It has long been said that tough illnesses such as cancer are seen as a battle meant to be fought, but maybe that isn’t the best way to view such a disease? Dhruv Khullar wrote an essay that shows the pros and cons to using military metaphor when treating patients with serious illnesses. one could argue that describing cancer as a “fight” is the way its always been, this trend began way back in the 17th century.

Personally, I don’t know how to feel about this debate. I believe the patient should be the only party involved in choosing how to reference their disease, because well, it is their disease after all. Khullar stated that “viewing cancer as a fight can lead to maladaptive coping mechanisms and encourage emotional suppression”. Although only true for some patients, depression and anxiety can increase by supressing their emotion to look strong for friends and family as to not show that they are weak, which in turn makes their condition worse. Despite this fact, we still do it, it feels natural.

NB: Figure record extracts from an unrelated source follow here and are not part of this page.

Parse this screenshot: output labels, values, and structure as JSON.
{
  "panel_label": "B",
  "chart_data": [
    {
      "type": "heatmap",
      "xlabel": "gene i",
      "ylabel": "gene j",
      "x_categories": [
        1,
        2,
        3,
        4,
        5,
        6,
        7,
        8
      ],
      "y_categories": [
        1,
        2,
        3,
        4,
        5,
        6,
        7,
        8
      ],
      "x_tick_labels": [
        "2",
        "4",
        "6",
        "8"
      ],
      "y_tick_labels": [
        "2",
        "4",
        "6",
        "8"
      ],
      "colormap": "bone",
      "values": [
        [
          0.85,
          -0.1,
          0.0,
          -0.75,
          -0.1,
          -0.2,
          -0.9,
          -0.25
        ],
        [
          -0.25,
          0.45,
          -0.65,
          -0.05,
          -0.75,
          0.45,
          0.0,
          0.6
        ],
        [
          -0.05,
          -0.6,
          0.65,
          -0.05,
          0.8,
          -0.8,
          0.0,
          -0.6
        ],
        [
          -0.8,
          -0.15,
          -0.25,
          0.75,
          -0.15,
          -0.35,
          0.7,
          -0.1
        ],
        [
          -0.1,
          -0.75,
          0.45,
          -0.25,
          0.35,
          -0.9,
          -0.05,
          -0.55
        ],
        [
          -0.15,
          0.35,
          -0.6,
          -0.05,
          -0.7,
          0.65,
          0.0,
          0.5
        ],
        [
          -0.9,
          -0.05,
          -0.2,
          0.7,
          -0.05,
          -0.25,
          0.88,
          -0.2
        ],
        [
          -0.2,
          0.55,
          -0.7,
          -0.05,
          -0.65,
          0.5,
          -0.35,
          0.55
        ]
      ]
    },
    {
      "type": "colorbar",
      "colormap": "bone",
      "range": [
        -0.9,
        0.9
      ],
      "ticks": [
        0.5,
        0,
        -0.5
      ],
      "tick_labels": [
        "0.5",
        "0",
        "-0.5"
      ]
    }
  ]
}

It makes sense since “there is an enemy (the cancer), a commander (the physician), a combatent (the patient), allies (the healthcare team) and formidable weaponry (including chemical, biological,and nuclear weaponds)”. Using this reasoning, its hard to see a reason to not use military metaphor, but ultimately it can do more harm than good, especially since doctors often start off treatments using these metaphors. It is important to note that “patients may prefer not to view illnesses as a battle or conflict. Indeed it seems strange that the language of healing remains so interwoven with the language of warfare…”, because ultimately, it is solely up to the patient how they choose to view their disease, and if they feel as if using military metaphor gives them the push to fight through, then so be it.

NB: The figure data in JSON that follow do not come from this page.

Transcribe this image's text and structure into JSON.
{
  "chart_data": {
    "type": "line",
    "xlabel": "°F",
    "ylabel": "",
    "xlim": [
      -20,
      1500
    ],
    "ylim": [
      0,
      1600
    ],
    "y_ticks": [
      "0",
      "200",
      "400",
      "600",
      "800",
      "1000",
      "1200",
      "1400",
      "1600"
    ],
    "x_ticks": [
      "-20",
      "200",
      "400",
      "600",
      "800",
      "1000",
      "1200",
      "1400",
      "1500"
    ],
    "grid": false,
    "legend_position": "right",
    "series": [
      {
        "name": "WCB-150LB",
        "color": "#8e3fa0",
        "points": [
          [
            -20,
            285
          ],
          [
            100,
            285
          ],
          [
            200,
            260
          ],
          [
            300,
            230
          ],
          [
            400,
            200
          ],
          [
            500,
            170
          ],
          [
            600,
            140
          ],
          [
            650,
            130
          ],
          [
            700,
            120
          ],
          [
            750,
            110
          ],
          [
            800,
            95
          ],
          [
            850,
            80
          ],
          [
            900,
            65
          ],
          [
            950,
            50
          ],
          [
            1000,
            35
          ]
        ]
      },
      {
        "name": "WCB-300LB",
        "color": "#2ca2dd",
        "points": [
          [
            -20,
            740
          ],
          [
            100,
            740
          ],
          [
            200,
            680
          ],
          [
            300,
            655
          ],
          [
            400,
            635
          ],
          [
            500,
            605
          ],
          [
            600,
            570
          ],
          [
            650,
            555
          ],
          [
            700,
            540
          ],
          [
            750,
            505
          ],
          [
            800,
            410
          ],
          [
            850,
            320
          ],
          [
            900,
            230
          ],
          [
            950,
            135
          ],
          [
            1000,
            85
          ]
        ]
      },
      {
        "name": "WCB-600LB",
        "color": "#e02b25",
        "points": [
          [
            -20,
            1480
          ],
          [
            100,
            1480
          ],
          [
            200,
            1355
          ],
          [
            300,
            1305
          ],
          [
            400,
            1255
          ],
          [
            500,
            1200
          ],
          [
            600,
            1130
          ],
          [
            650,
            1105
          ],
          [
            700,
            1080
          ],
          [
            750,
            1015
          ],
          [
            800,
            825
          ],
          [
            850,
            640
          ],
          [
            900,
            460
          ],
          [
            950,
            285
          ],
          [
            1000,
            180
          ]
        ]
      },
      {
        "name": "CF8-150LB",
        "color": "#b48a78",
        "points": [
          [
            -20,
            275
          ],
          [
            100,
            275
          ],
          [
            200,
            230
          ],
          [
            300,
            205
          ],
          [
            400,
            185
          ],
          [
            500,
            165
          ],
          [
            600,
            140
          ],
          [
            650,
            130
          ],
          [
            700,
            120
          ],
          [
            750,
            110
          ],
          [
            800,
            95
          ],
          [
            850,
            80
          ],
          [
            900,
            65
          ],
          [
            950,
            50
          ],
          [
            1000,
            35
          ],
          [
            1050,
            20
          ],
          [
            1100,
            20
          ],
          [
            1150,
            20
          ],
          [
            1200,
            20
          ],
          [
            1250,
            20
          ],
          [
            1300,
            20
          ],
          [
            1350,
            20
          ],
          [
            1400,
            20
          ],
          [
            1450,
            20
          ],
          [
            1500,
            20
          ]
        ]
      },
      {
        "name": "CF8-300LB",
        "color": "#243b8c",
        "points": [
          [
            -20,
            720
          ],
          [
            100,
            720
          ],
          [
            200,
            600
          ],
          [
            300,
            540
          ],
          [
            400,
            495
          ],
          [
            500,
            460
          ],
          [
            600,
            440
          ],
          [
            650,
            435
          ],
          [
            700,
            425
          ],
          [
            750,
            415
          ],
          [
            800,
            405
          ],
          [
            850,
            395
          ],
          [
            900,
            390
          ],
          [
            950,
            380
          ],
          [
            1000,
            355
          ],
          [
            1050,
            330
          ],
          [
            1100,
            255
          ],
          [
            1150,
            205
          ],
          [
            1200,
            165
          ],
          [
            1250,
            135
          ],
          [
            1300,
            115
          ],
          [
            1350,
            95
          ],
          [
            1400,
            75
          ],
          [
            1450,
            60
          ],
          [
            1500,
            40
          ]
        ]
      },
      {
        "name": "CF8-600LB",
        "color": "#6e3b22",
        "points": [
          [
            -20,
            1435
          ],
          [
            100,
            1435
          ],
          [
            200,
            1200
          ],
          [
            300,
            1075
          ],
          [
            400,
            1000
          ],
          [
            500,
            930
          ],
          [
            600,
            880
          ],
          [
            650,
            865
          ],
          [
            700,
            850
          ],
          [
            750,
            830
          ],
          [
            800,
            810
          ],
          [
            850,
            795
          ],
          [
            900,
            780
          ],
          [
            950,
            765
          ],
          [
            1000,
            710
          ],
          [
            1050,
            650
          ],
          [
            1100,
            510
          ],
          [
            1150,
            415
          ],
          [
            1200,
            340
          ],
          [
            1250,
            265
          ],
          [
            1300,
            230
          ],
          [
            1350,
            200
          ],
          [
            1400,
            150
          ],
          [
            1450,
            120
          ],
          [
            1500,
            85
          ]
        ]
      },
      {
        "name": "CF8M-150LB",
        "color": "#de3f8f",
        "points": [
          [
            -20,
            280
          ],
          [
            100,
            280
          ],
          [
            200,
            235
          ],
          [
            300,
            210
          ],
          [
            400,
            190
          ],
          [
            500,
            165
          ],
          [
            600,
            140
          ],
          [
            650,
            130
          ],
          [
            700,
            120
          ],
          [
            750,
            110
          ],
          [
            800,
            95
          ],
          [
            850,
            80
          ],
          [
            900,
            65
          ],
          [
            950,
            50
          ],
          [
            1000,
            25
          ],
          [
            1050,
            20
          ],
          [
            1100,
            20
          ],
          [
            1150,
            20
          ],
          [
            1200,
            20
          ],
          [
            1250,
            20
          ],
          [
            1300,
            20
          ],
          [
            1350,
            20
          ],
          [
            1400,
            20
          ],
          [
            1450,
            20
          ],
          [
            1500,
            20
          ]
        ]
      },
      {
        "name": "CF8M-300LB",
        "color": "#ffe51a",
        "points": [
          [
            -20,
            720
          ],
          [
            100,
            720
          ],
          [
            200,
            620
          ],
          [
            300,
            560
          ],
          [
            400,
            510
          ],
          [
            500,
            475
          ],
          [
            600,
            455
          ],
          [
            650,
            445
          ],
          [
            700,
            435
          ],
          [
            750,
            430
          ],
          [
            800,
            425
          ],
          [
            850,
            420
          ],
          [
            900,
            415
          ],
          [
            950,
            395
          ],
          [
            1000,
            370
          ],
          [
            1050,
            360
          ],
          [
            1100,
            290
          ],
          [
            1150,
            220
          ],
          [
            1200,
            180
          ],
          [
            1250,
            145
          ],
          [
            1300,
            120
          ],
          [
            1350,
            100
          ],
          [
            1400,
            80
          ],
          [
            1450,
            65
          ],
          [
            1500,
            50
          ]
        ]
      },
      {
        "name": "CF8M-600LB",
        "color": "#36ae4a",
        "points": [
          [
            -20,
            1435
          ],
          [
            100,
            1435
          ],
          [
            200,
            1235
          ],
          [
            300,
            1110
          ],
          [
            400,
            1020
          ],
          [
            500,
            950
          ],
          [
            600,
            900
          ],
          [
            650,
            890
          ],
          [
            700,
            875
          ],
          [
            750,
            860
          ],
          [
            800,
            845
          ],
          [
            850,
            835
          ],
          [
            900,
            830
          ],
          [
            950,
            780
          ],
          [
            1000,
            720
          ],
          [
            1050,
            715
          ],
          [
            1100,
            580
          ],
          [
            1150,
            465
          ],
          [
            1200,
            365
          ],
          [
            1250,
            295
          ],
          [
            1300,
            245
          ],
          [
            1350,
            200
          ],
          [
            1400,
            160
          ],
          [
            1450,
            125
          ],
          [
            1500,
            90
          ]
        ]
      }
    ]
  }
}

James Geary also touched upon the impact metaphor could have on someone in his TED talk, stating that “Metaphor creates a kind of conceptual synesthesia, in which we understand one concept in the context of another”. This shows that in some ways, using military metaphor when discussing treatments with cancer patients could possibly further their understanding of the issue and possibly increase morale. Erard also elaborated on metaphorical thinking, to which he says that metaphors are “meant to make someone realise that theyve only been looking at one side of a thing”. Meaning that if a patient views the disease as it is, a disease they have, then they may not gain the motivation to get through it. If they were to view the disease as a fight they can win, it could make them more confident in their ability to survive.

It seems as if the overall consensus between many different metaphorical writers that the true meaning behind each metaphor lies within the person interpreting it.To elaborate, if the patient chooses to view their disease as a war they can win if they fight hard enough, or just as a disease, it is fully up to them and shouldn’t be shoved upon them by doctors or family members from the start.